Each milliliter contains 25 mg of phospholipids suspended in 0.9% sodium chloride solution. The color is off-white to light brown.

Not applicable.

SURVANTA is stored refrigerated (2 to 8°C). Before administration, SURVANTA should be warmed by standing at room temperature for at least 20 minutes or warmed in the hand for at least eight minutes. Artificial Warming Methods Should Not Be Used. If a prevention dose is to be given, preparation of SURVANTA should begin before the infant's birth.

Unopened, unused vials of Survanta that have been warmed to room temperature may be returned to the refrigerator within 24 hours of warming, and stored for future use.

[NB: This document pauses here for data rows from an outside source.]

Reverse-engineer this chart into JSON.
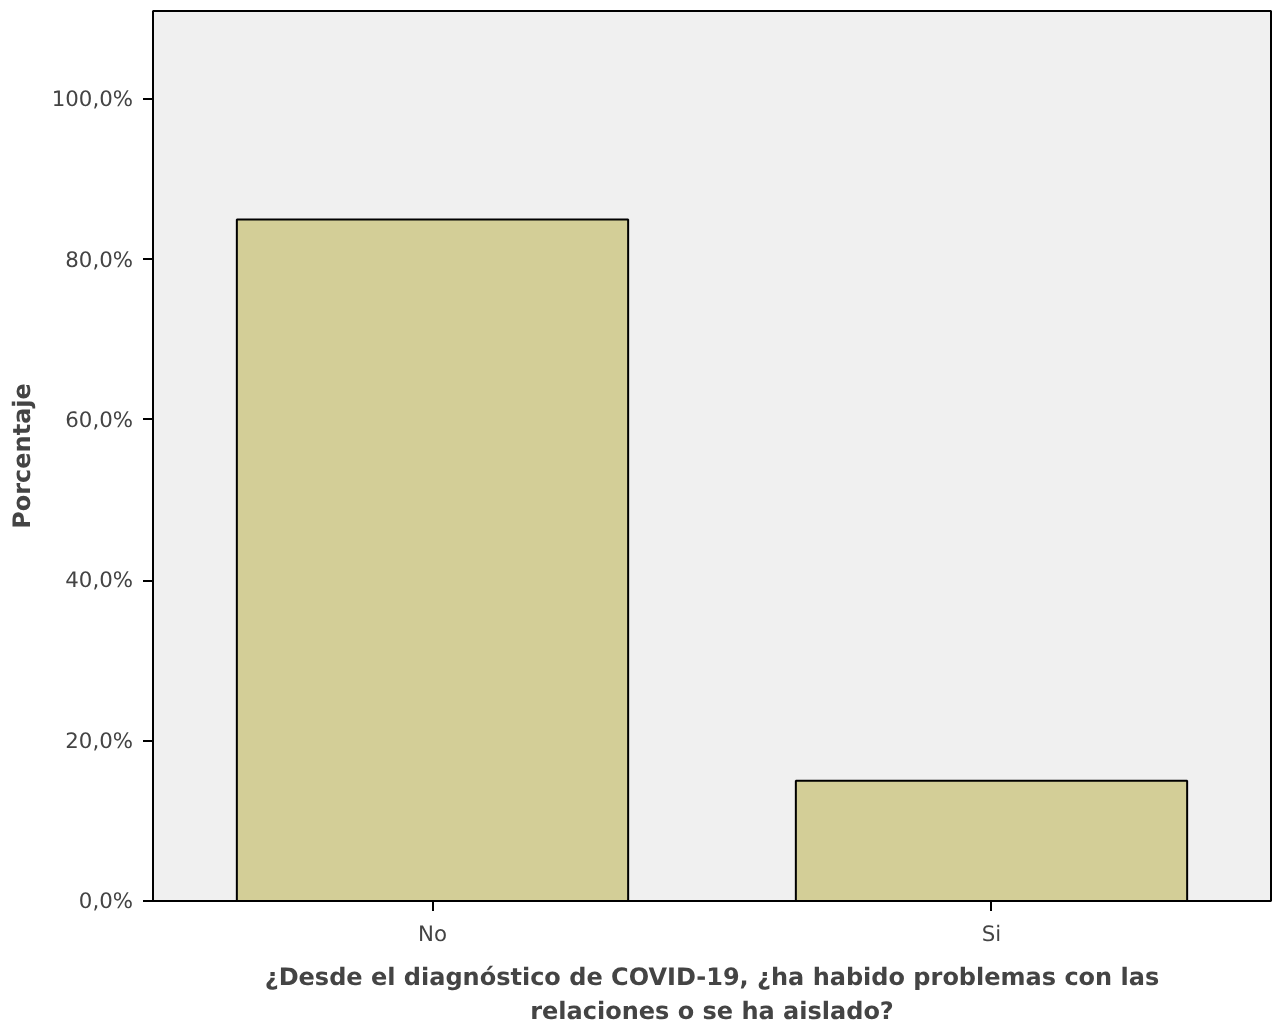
{
  "chart_data": {
    "type": "bar",
    "xlabel": "¿Desde el diagnóstico de COVID-19, ¿ha habido problemas con las relaciones o se ha aislado?",
    "ylabel": "Porcentaje",
    "categories": [
      "No",
      "Si"
    ],
    "values": [
      85,
      15
    ],
    "color": "#d3ce97",
    "ylim": [
      0,
      111
    ],
    "yticks": [
      {
        "value": 0,
        "label": "0,0%"
      },
      {
        "value": 20,
        "label": "20,0%"
      },
      {
        "value": 40,
        "label": "40,0%"
      },
      {
        "value": 60,
        "label": "60,0%"
      },
      {
        "value": 80,
        "label": "80,0%"
      },
      {
        "value": 100,
        "label": "100,0%"
      }
    ],
    "grid": false
  }
}
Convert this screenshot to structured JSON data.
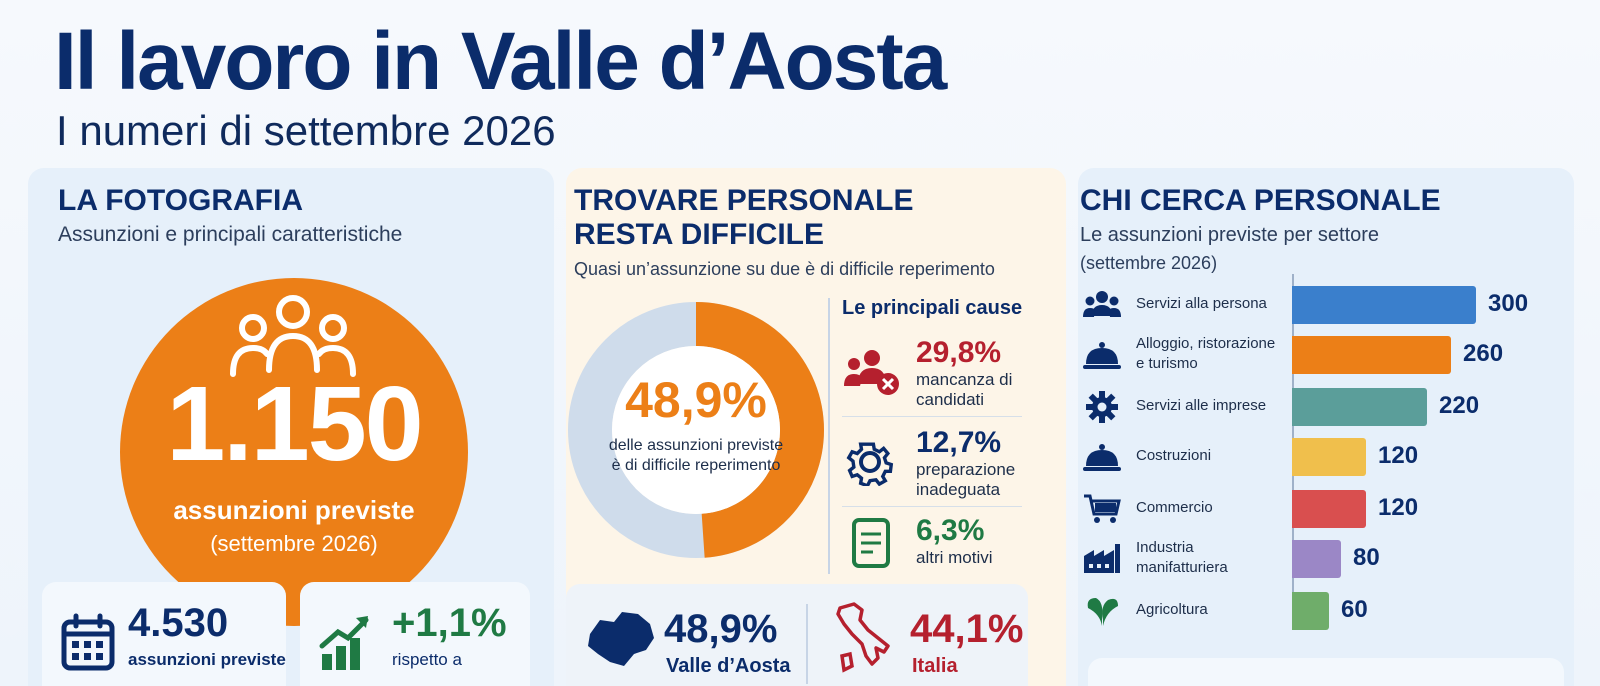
{
  "header": {
    "title": "Il lavoro in Valle d’Aosta",
    "subtitle": "I numeri di settembre 2026"
  },
  "colors": {
    "navy": "#0b2c6b",
    "orange": "#ec7f17",
    "green": "#1f7a44",
    "red": "#b5202e"
  },
  "fotografia": {
    "title": "LA FOTOGRAFIA",
    "subtitle": "Assunzioni e principali caratteristiche",
    "main_value": "1.150",
    "main_label": "assunzioni previste",
    "main_period": "(settembre 2026)",
    "stats": [
      {
        "icon": "calendar-icon",
        "value": "4.530",
        "label": "assunzioni previste"
      },
      {
        "icon": "growth-chart-icon",
        "value": "+1,1%",
        "label": "rispetto a"
      }
    ]
  },
  "difficolta": {
    "title_line1": "TROVARE PERSONALE",
    "title_line2": "RESTA DIFFICILE",
    "subtitle": "Quasi un’assunzione su due è di difficile reperimento",
    "donut_value": "48,9%",
    "donut_fraction": 0.489,
    "donut_text": "delle assunzioni previste è di difficile reperimento",
    "causes_title": "Le principali cause",
    "causes": [
      {
        "icon": "people-x-icon",
        "value": "29,8%",
        "line1": "mancanza di",
        "line2": "candidati",
        "color": "#b5202e"
      },
      {
        "icon": "gear-icon",
        "value": "12,7%",
        "line1": "preparazione",
        "line2": "inadeguata",
        "color": "#0b2c6b"
      },
      {
        "icon": "document-icon",
        "value": "6,3%",
        "line1": "altri motivi",
        "line2": "",
        "color": "#1f7a44"
      }
    ],
    "compare": [
      {
        "icon": "valle-aosta-map-icon",
        "value": "48,9%",
        "label": "Valle d’Aosta"
      },
      {
        "icon": "italy-map-icon",
        "value": "44,1%",
        "label": "Italia"
      }
    ]
  },
  "settori": {
    "title": "CHI CERCA PERSONALE",
    "subtitle_line1": "Le assunzioni previste per settore",
    "subtitle_line2": "(settembre 2026)"
  },
  "chart_data": {
    "type": "bar",
    "orientation": "horizontal",
    "categories": [
      "Servizi alla persona",
      "Alloggio, ristorazione e turismo",
      "Servizi alle imprese",
      "Costruzioni",
      "Commercio",
      "Industria manifatturiera",
      "Agricoltura"
    ],
    "label_lines": [
      [
        "Servizi alla persona"
      ],
      [
        "Alloggio, ristorazione",
        "e turismo"
      ],
      [
        "Servizi alle imprese"
      ],
      [
        "Costruzioni"
      ],
      [
        "Commercio"
      ],
      [
        "Industria",
        "manifatturiera"
      ],
      [
        "Agricoltura"
      ]
    ],
    "values": [
      300,
      260,
      220,
      120,
      120,
      80,
      60
    ],
    "value_labels": [
      "300",
      "260",
      "220",
      "120",
      "120",
      "80",
      "60"
    ],
    "bar_colors": [
      "#3a7fcc",
      "#ec7f17",
      "#5b9e9a",
      "#f0bf4c",
      "#d94f4f",
      "#9b87c6",
      "#6fad6a"
    ],
    "icons": [
      "people-group-icon",
      "cloche-icon",
      "gear-icon",
      "cloche-icon",
      "cart-icon",
      "factory-icon",
      "leaf-icon"
    ],
    "xlim": [
      0,
      300
    ],
    "grid": false
  }
}
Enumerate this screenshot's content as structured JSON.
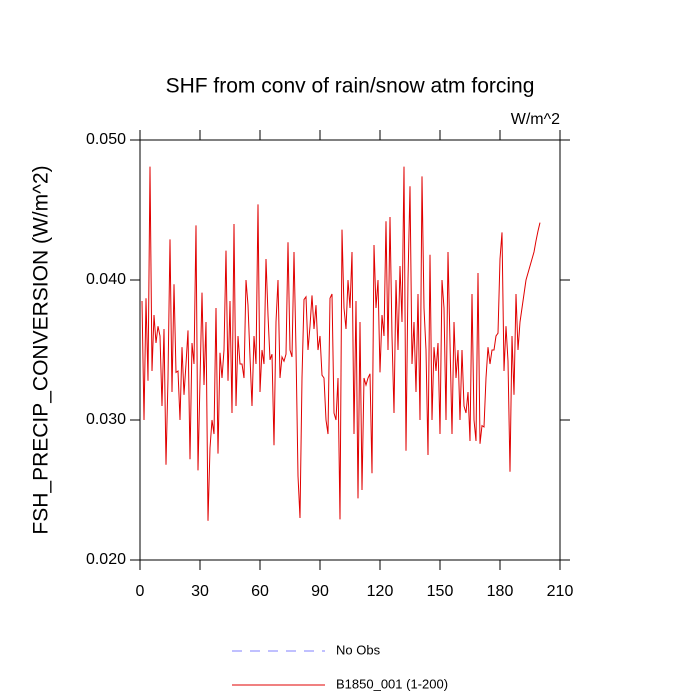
{
  "chart_data": {
    "type": "line",
    "title": "SHF from conv of rain/snow atm forcing",
    "units": "W/m^2",
    "y_label": "FSH_PRECIP_CONVERSION  (W/m^2)",
    "xlim": [
      0,
      210
    ],
    "xticks": [
      0,
      30,
      60,
      90,
      120,
      150,
      180,
      210
    ],
    "ylim": [
      0.02,
      0.05
    ],
    "yticks": [
      {
        "value": 0.02,
        "label": "0.020"
      },
      {
        "value": 0.03,
        "label": "0.030"
      },
      {
        "value": 0.04,
        "label": "0.040"
      },
      {
        "value": 0.05,
        "label": "0.050"
      }
    ],
    "legend_only": {
      "name": "No Obs",
      "color": "#8080ff",
      "dashed": true
    },
    "x": [
      1,
      2,
      3,
      4,
      5,
      6,
      7,
      8,
      9,
      10,
      11,
      12,
      13,
      14,
      15,
      16,
      17,
      18,
      19,
      20,
      21,
      22,
      23,
      24,
      25,
      26,
      27,
      28,
      29,
      30,
      31,
      32,
      33,
      34,
      35,
      36,
      37,
      38,
      39,
      40,
      41,
      42,
      43,
      44,
      45,
      46,
      47,
      48,
      49,
      50,
      51,
      52,
      53,
      54,
      55,
      56,
      57,
      58,
      59,
      60,
      61,
      62,
      63,
      64,
      65,
      66,
      67,
      68,
      69,
      70,
      71,
      72,
      73,
      74,
      75,
      76,
      77,
      78,
      79,
      80,
      81,
      82,
      83,
      84,
      85,
      86,
      87,
      88,
      89,
      90,
      91,
      92,
      93,
      94,
      95,
      96,
      97,
      98,
      99,
      100,
      101,
      102,
      103,
      104,
      105,
      106,
      107,
      108,
      109,
      110,
      111,
      112,
      113,
      114,
      115,
      116,
      117,
      118,
      119,
      120,
      121,
      122,
      123,
      124,
      125,
      126,
      127,
      128,
      129,
      130,
      131,
      132,
      133,
      134,
      135,
      136,
      137,
      138,
      139,
      140,
      141,
      142,
      143,
      144,
      145,
      146,
      147,
      148,
      149,
      150,
      151,
      152,
      153,
      154,
      155,
      156,
      157,
      158,
      159,
      160,
      161,
      162,
      163,
      164,
      165,
      166,
      167,
      168,
      169,
      170,
      171,
      172,
      173,
      174,
      175,
      176,
      177,
      178,
      179,
      180,
      181,
      182,
      183,
      184,
      185,
      186,
      187,
      188,
      189,
      190,
      191,
      192,
      193,
      194,
      195,
      196,
      197,
      198,
      199,
      200
    ],
    "series": [
      {
        "name": "B1850_001 (1-200)",
        "color": "#e00000",
        "values": [
          0.0385,
          0.03,
          0.0387,
          0.0328,
          0.0481,
          0.0335,
          0.0375,
          0.0355,
          0.0367,
          0.036,
          0.031,
          0.0365,
          0.0268,
          0.033,
          0.0429,
          0.032,
          0.0397,
          0.0334,
          0.0335,
          0.03,
          0.0352,
          0.0318,
          0.034,
          0.0364,
          0.0272,
          0.0355,
          0.034,
          0.0439,
          0.0264,
          0.0328,
          0.0391,
          0.0325,
          0.037,
          0.0228,
          0.028,
          0.03,
          0.029,
          0.038,
          0.0276,
          0.0348,
          0.033,
          0.035,
          0.0421,
          0.0328,
          0.0385,
          0.0305,
          0.044,
          0.031,
          0.036,
          0.034,
          0.034,
          0.033,
          0.04,
          0.0382,
          0.0345,
          0.031,
          0.036,
          0.034,
          0.0454,
          0.032,
          0.035,
          0.034,
          0.0415,
          0.0375,
          0.0343,
          0.0347,
          0.0282,
          0.037,
          0.04,
          0.033,
          0.0345,
          0.0342,
          0.0347,
          0.0427,
          0.035,
          0.0345,
          0.042,
          0.035,
          0.026,
          0.023,
          0.033,
          0.0386,
          0.0388,
          0.035,
          0.0367,
          0.0389,
          0.0365,
          0.0382,
          0.035,
          0.036,
          0.0332,
          0.033,
          0.03,
          0.029,
          0.0387,
          0.039,
          0.0305,
          0.03,
          0.033,
          0.0229,
          0.0436,
          0.038,
          0.0365,
          0.04,
          0.038,
          0.042,
          0.029,
          0.0385,
          0.0244,
          0.037,
          0.025,
          0.033,
          0.0325,
          0.033,
          0.0333,
          0.0262,
          0.0425,
          0.038,
          0.04,
          0.0334,
          0.0375,
          0.036,
          0.0442,
          0.035,
          0.0445,
          0.036,
          0.0305,
          0.04,
          0.035,
          0.041,
          0.037,
          0.0481,
          0.0278,
          0.04,
          0.0467,
          0.034,
          0.037,
          0.032,
          0.039,
          0.03,
          0.0474,
          0.038,
          0.035,
          0.0275,
          0.0418,
          0.03,
          0.0352,
          0.0335,
          0.0355,
          0.029,
          0.04,
          0.038,
          0.03,
          0.042,
          0.0355,
          0.029,
          0.037,
          0.033,
          0.035,
          0.03,
          0.035,
          0.031,
          0.0305,
          0.032,
          0.0285,
          0.039,
          0.03,
          0.0285,
          0.0405,
          0.0283,
          0.0296,
          0.0295,
          0.033,
          0.0352,
          0.034,
          0.035,
          0.035,
          0.036,
          0.0362,
          0.0415,
          0.0434,
          0.0335,
          0.0367,
          0.0342,
          0.0263,
          0.036,
          0.0318,
          0.039,
          0.035,
          0.037,
          0.038,
          0.039,
          0.04,
          0.0405,
          0.041,
          0.0415,
          0.042,
          0.0428,
          0.0435,
          0.0441
        ]
      }
    ]
  }
}
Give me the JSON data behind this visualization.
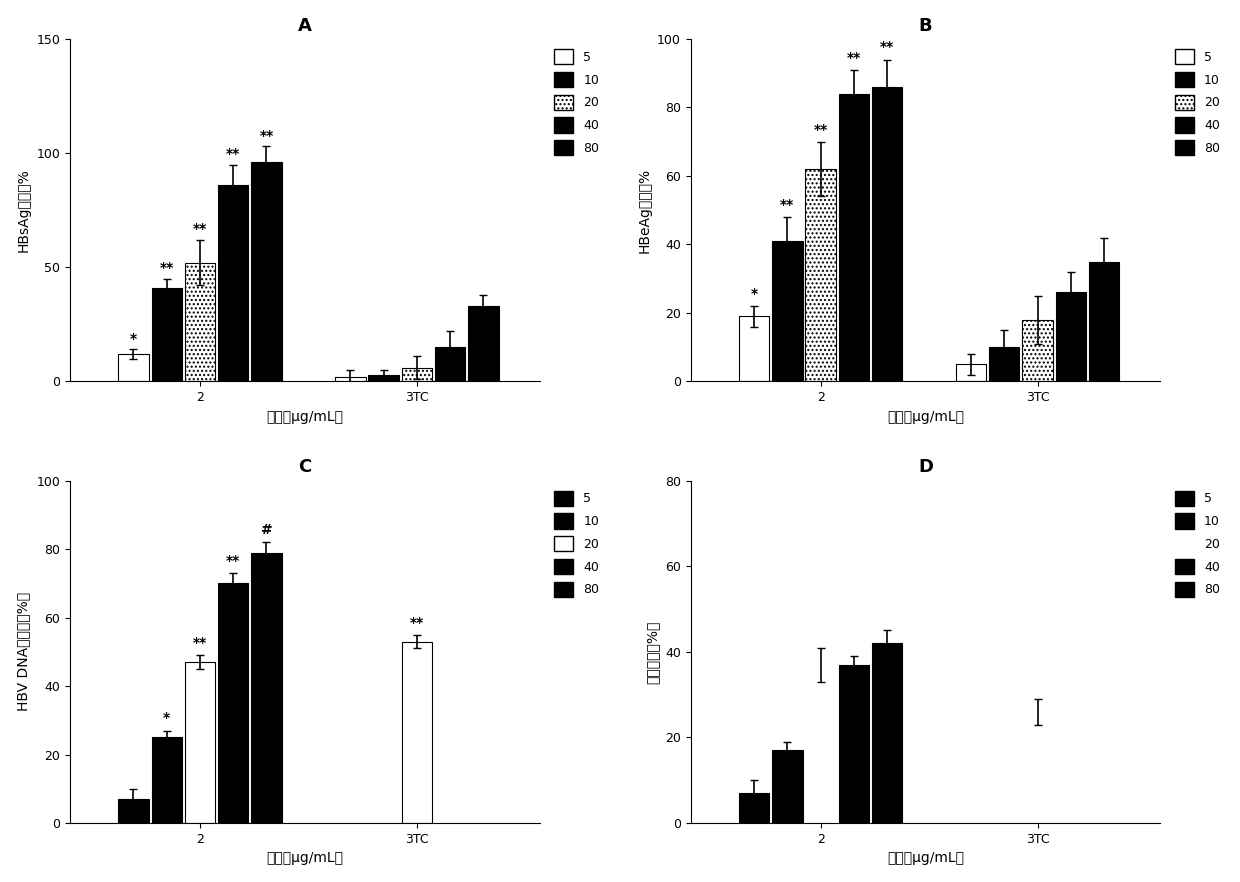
{
  "panel_A": {
    "title": "A",
    "ylabel": "HBsAg抑制率%",
    "xlabel": "浓度（μg/mL）",
    "ylim": [
      0,
      150
    ],
    "yticks": [
      0,
      50,
      100,
      150
    ],
    "bars_2": {
      "values": [
        12,
        41,
        52,
        86,
        96
      ],
      "errors": [
        2,
        4,
        10,
        9,
        7
      ],
      "annotations": [
        "*",
        "**",
        "**",
        "**",
        "**"
      ]
    },
    "bars_3TC": {
      "values": [
        2,
        3,
        6,
        15,
        33
      ],
      "errors": [
        3,
        2,
        5,
        7,
        5
      ],
      "annotations": [
        "",
        "",
        "",
        "",
        ""
      ]
    }
  },
  "panel_B": {
    "title": "B",
    "ylabel": "HBeAg抑制率%",
    "xlabel": "浓度（μg/mL）",
    "ylim": [
      0,
      100
    ],
    "yticks": [
      0,
      20,
      40,
      60,
      80,
      100
    ],
    "bars_2": {
      "values": [
        19,
        41,
        62,
        84,
        86
      ],
      "errors": [
        3,
        7,
        8,
        7,
        8
      ],
      "annotations": [
        "*",
        "**",
        "**",
        "**",
        "**"
      ]
    },
    "bars_3TC": {
      "values": [
        5,
        10,
        18,
        26,
        35
      ],
      "errors": [
        3,
        5,
        7,
        6,
        7
      ],
      "annotations": [
        "",
        "",
        "",
        "",
        ""
      ]
    }
  },
  "panel_C": {
    "title": "C",
    "ylabel": "HBV DNA抑制率（%）",
    "xlabel": "浓度（μg/mL）",
    "ylim": [
      0,
      100
    ],
    "yticks": [
      0,
      20,
      40,
      60,
      80,
      100
    ],
    "bars_2": {
      "values": [
        7,
        25,
        47,
        70,
        79
      ],
      "errors": [
        3,
        2,
        2,
        3,
        3
      ],
      "colors": [
        "black",
        "black",
        "white",
        "black",
        "black"
      ],
      "annotations": [
        "",
        "*",
        "**",
        "**",
        "#"
      ]
    },
    "bars_3TC": {
      "values": [
        53
      ],
      "errors": [
        2
      ],
      "colors": [
        "white"
      ],
      "annotations": [
        "**"
      ]
    }
  },
  "panel_D": {
    "title": "D",
    "ylabel": "细胞毒性（%）",
    "xlabel": "浓度（μg/mL）",
    "ylim": [
      0,
      80
    ],
    "yticks": [
      0,
      20,
      40,
      60,
      80
    ],
    "bars_2": {
      "values": [
        7,
        17,
        0,
        37,
        42
      ],
      "errors": [
        3,
        2,
        4,
        2,
        3
      ],
      "has_bar": [
        true,
        true,
        false,
        true,
        true
      ],
      "annotations": [
        "",
        "",
        "",
        "",
        ""
      ]
    },
    "bars_3TC": {
      "values": [
        0
      ],
      "errors": [
        3
      ],
      "has_bar": [
        false
      ],
      "error_val": 26,
      "annotations": [
        ""
      ]
    }
  },
  "legend_labels": [
    "5",
    "10",
    "20",
    "40",
    "80"
  ],
  "background_color": "#ffffff",
  "text_color": "#000000",
  "fontsize_title": 13,
  "fontsize_label": 10,
  "fontsize_tick": 9,
  "fontsize_annot": 10
}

SURVANTA SHOULD NOT BE WARMED AND RETURNED TO THE REFRIGERATOR MORE THAN ONCE. Each single-use vial of SURVANTA should be entered only once. Used vials with residual drug should be discarded.

SURVANTA does not require reconstitution or sonication before use.

SURVANTA should be inspected visually for discoloration prior to administration. The color of SURVANTA is off-white to light brown.

Any unused medicinal product or waste material should be disposed of in accordance with local requirements.